Salários, promoções e mudanças
Neste ano, diante de uma perspectiva de baixo crescimento econômico e otimismo moderado dos empregadores, pedir aumento requer mais autoanálise. “O profissional precisa ter condições de demonstrar que está produzindo acima do esperado. Não justifica dizer que o colega ganha mais do que ele ou que a área como um todo está indo bem”, diz Juliano Ballarotti, diretor da consultoria Hays.
“O profissional deve estar atento ao que acontece no setor em que atua a fim de conseguir tomar decisões no curto prazo. Mas também deve entender como a economia nacional e a internacional afetam sua área de trabalho”, diz Silvio Celestino, sócio da Alliance Coaching. “Como está a empresa onde você trabalha? O seu aumento cabe no orçamento? Pedir aumento ou promoção se a empresa não vai bem é algo que pega mal”, diz Silvio.

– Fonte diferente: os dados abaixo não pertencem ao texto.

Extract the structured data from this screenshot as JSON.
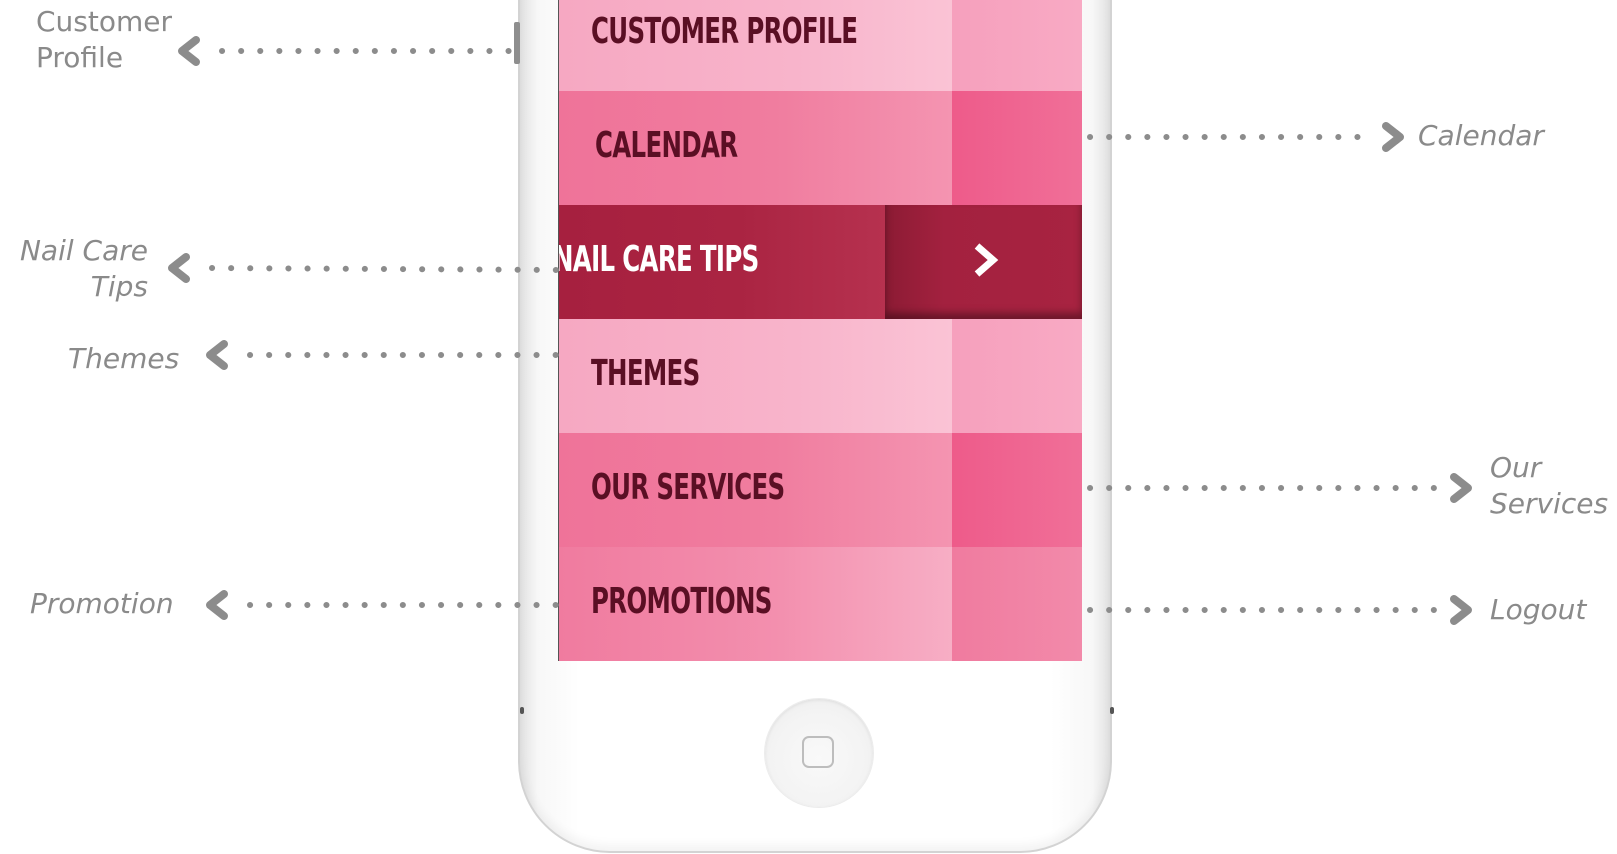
{
  "menu": {
    "items": [
      {
        "label": "CUSTOMER PROFILE"
      },
      {
        "label": "CALENDAR"
      },
      {
        "label": "NAIL CARE TIPS"
      },
      {
        "label": "THEMES"
      },
      {
        "label": "OUR SERVICES"
      },
      {
        "label": "PROMOTIONS"
      }
    ],
    "active_index": 2
  },
  "annotations": {
    "customer_profile": {
      "line1": "Customer",
      "line2": "Profile"
    },
    "calendar": "Calendar",
    "nail_care_tips": {
      "line1": "Nail Care",
      "line2": "Tips"
    },
    "themes": "Themes",
    "our_services": {
      "line1": "Our",
      "line2": "Services"
    },
    "promotion": "Promotion",
    "logout": "Logout"
  },
  "icons": {
    "active_item": "chevron-right-icon",
    "home_button": "home-square-icon",
    "annotation_arrows": "dotted-arrow-icon"
  },
  "colors": {
    "active_item": "#a6203f",
    "light_item": "#f8b4cb",
    "mid_item": "#f07d9f",
    "label_text": "#5a0f24",
    "annotation_text": "#8a8a8a"
  }
}
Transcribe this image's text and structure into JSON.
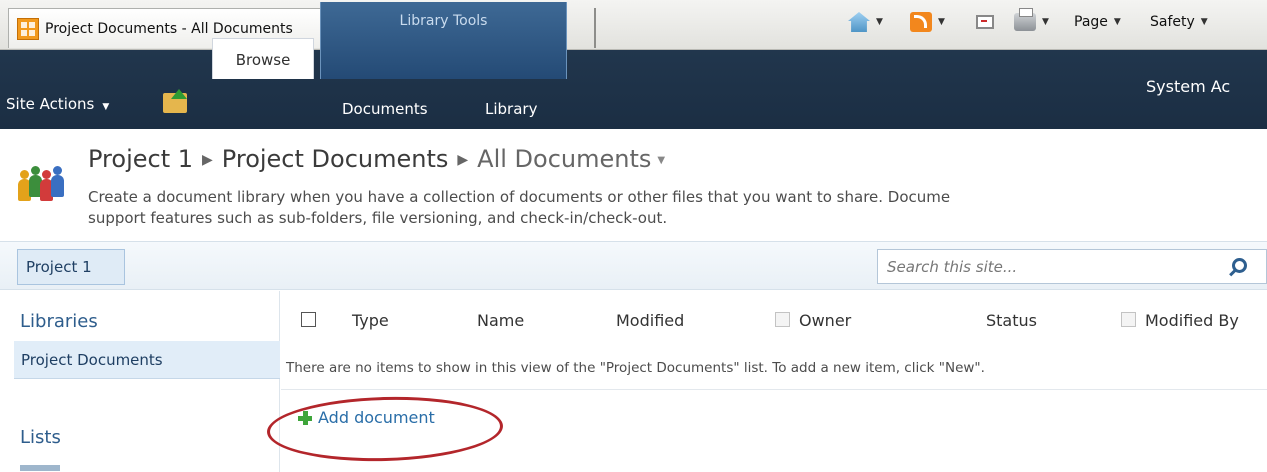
{
  "browser": {
    "tab_title": "Project Documents - All Documents",
    "command_bar": {
      "page": "Page",
      "safety": "Safety"
    }
  },
  "ribbon": {
    "site_actions": "Site Actions",
    "browse": "Browse",
    "library_tools": "Library Tools",
    "documents": "Documents",
    "library": "Library",
    "user_partial": "System Ac"
  },
  "title": {
    "breadcrumb": [
      "Project 1",
      "Project Documents",
      "All Documents"
    ],
    "description_line1": "Create a document library when you have a collection of documents or other files that you want to share. Docume",
    "description_line2": "support features such as sub-folders, file versioning, and check-in/check-out."
  },
  "nav": {
    "top_link": "Project 1",
    "search_placeholder": "Search this site..."
  },
  "leftnav": {
    "libraries_heading": "Libraries",
    "libraries": [
      "Project Documents"
    ],
    "lists_heading": "Lists"
  },
  "list": {
    "columns": [
      "Type",
      "Name",
      "Modified",
      "Owner",
      "Status",
      "Modified By"
    ],
    "empty_message": "There are no items to show in this view of the \"Project Documents\" list. To add a new item, click \"New\".",
    "add_document": "Add document"
  },
  "colors": {
    "ribbon_bg": "#1b2e43",
    "library_tools_bg": "#2f5a87",
    "link_blue": "#2a6ea8",
    "heading_blue": "#2e5d8c",
    "annotation_red": "#b3262b",
    "add_icon_green": "#3ea53a"
  },
  "icons": {
    "tab": "sharepoint-site-icon",
    "home": "home-icon",
    "rss": "rss-feed-icon",
    "mail": "read-mail-icon",
    "print": "print-icon",
    "up": "navigate-up-icon",
    "site": "site-people-icon",
    "search": "search-icon",
    "add": "plus-icon"
  }
}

Mesmo que não haja perspectivas de que o desemprego cresça no país no curto prazo, os especialistas em carreira afirmam que é preciso ser produtivo e investir na carreira para garantir o lugar no mercado de trabalho.
“Muitas vezes, o profissional pensa: ‘Estou fazendo um trabalho que não é meu, é do meu chefe’ e quer argumentar que por isso merece um aumento, sem perceber que isso pode ser um teste. As empresas querem saber se os profissionais podem produzir mais, principalmente se estão em algum setor que precisa reverter resultados.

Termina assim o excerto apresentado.